TimeGraphs: Graph-based Temporal Reasoning
Paridhi Maheshwari, Hongyu Ren, Yanan Wang, Rok Sosic, Jure Leskovec
TL;DR
TimeGraphs tackles temporal reasoning in dynamic multi-agent settings where information is unevenly distributed over time. It builds a hierarchical temporal knowledge graph from frame-wise scene graphs, using a self-supervised VIPool-based event model (with mutual-information objectives) to extract multi-scale events and enable adaptive reasoning via Graph Cross Networks. A downstream Relational-GCN classifier performs event prediction or recognition on the fused multi-level graph, with an optional end-to-end training regime that balances hierarchy and classification losses.

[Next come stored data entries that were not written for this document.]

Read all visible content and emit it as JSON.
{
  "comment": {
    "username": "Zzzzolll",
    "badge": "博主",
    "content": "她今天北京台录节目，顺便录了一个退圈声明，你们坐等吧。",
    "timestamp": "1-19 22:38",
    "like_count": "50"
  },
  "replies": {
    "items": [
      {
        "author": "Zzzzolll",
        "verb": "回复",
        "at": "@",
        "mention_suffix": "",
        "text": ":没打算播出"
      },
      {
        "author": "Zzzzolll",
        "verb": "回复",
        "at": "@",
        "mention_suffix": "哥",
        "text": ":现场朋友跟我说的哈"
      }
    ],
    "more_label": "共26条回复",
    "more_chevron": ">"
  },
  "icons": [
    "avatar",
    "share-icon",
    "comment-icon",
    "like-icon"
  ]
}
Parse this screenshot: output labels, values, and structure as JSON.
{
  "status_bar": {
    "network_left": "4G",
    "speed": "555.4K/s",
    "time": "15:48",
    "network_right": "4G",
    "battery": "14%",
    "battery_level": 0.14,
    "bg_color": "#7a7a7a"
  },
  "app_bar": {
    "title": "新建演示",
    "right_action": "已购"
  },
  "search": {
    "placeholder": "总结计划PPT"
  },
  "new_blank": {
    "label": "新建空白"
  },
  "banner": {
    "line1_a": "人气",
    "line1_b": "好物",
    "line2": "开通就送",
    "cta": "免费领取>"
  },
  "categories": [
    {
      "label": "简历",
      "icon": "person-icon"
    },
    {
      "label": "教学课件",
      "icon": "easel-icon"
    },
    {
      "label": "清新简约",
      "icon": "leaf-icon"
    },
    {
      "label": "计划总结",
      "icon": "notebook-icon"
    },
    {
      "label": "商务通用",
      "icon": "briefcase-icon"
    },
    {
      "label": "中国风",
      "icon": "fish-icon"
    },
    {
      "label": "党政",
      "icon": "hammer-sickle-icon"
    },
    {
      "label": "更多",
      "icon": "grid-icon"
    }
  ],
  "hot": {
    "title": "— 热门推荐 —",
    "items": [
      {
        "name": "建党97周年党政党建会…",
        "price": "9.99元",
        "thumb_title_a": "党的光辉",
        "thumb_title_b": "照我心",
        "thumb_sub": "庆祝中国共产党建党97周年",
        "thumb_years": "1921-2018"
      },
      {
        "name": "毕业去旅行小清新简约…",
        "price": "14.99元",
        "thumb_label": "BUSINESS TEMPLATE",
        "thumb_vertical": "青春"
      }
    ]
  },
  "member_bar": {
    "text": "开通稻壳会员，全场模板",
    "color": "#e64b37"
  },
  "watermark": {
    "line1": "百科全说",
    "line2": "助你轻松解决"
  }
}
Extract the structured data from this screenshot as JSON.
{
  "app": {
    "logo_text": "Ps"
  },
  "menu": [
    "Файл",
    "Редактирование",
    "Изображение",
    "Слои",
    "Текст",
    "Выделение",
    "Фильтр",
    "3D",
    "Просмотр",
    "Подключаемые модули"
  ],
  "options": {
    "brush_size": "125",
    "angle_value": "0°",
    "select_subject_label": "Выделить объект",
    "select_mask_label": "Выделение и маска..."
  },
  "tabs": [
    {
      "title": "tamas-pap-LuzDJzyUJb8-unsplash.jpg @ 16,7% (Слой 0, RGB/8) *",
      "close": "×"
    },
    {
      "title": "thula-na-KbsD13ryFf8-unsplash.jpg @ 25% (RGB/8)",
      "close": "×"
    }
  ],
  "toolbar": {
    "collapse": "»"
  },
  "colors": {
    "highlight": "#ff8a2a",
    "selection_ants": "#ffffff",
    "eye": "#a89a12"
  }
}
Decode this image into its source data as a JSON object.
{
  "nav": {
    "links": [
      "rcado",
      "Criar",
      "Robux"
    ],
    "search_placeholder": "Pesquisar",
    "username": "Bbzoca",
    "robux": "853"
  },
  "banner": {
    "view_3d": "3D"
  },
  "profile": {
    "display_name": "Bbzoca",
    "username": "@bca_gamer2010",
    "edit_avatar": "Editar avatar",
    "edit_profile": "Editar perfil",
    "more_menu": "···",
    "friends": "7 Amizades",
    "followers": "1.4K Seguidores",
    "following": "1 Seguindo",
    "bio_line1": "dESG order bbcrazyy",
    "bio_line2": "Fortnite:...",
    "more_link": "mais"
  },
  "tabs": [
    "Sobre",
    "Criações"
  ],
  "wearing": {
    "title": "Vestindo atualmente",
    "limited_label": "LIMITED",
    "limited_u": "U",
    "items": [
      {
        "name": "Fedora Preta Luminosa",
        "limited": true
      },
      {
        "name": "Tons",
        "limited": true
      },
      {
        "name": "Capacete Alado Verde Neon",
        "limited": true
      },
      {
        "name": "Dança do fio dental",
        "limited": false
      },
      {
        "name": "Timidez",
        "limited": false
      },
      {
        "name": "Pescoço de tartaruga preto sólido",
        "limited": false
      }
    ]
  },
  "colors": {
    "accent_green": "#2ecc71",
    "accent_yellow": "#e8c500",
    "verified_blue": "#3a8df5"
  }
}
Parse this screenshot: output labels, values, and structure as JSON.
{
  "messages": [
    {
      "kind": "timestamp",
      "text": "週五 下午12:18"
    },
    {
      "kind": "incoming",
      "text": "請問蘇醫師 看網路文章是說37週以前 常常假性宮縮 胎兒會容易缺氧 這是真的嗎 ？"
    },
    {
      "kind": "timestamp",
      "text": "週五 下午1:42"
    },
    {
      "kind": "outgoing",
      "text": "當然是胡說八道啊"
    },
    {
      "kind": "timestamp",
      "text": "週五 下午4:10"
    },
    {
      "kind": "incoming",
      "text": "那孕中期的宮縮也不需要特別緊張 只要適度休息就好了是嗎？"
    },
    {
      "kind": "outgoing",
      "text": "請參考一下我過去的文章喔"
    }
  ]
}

Across Football, Resistance, and MOMA datasets, TimeGraphs achieves state-of-the-art results, including up to 12.2% relative improvements in EM and demonstrates robustness to data sparsity, zero-shot generalization, and streaming data, illustrating practical impact for real-time temporal reasoning on complex scenes.
Abstract
Many real-world systems exhibit temporal, dynamic behaviors, which are captured as time series of complex agent interactions. To perform temporal reasoning, current methods primarily encode temporal dynamics through simple sequence-based models. However, in general these models fail to efficiently capture the full spectrum of rich dynamics in the input, since the dynamics is not uniformly distributed. In particular, relevant information might be harder to extract and computing power is wasted for processing all individual timesteps, even if they contain no significant changes or no new information. Here we propose TimeGraphs, a novel approach that characterizes dynamic interactions as a hierarchical temporal graph, diverging from traditional sequential representations. Our approach models the interactions using a compact graph-based representation, enabling adaptive reasoning across diverse time scales. Adopting a self-supervised method, TimeGraphs constructs a multi-level event hierarchy from a temporal input, which is then used to efficiently reason about the unevenly distributed dynamics. This construction process is scalable and incremental to accommodate streaming data. We evaluate TimeGraphs on multiple datasets with complex, dynamic agent interactions, including a football simulator, the Resistance game, and the MOMA human activity dataset. The results demonstrate both robustness and efficiency of TimeGraphs on a range of temporal reasoning tasks. Our approach obtains state-of-the-art performance and leads to a performance increase of up to 12.2% on event prediction and recognition tasks over current approaches. Our experiments further demonstrate a wide array of capabilities including zero-shot generalization, robustness in case of data sparsity, and adaptability to streaming data flow.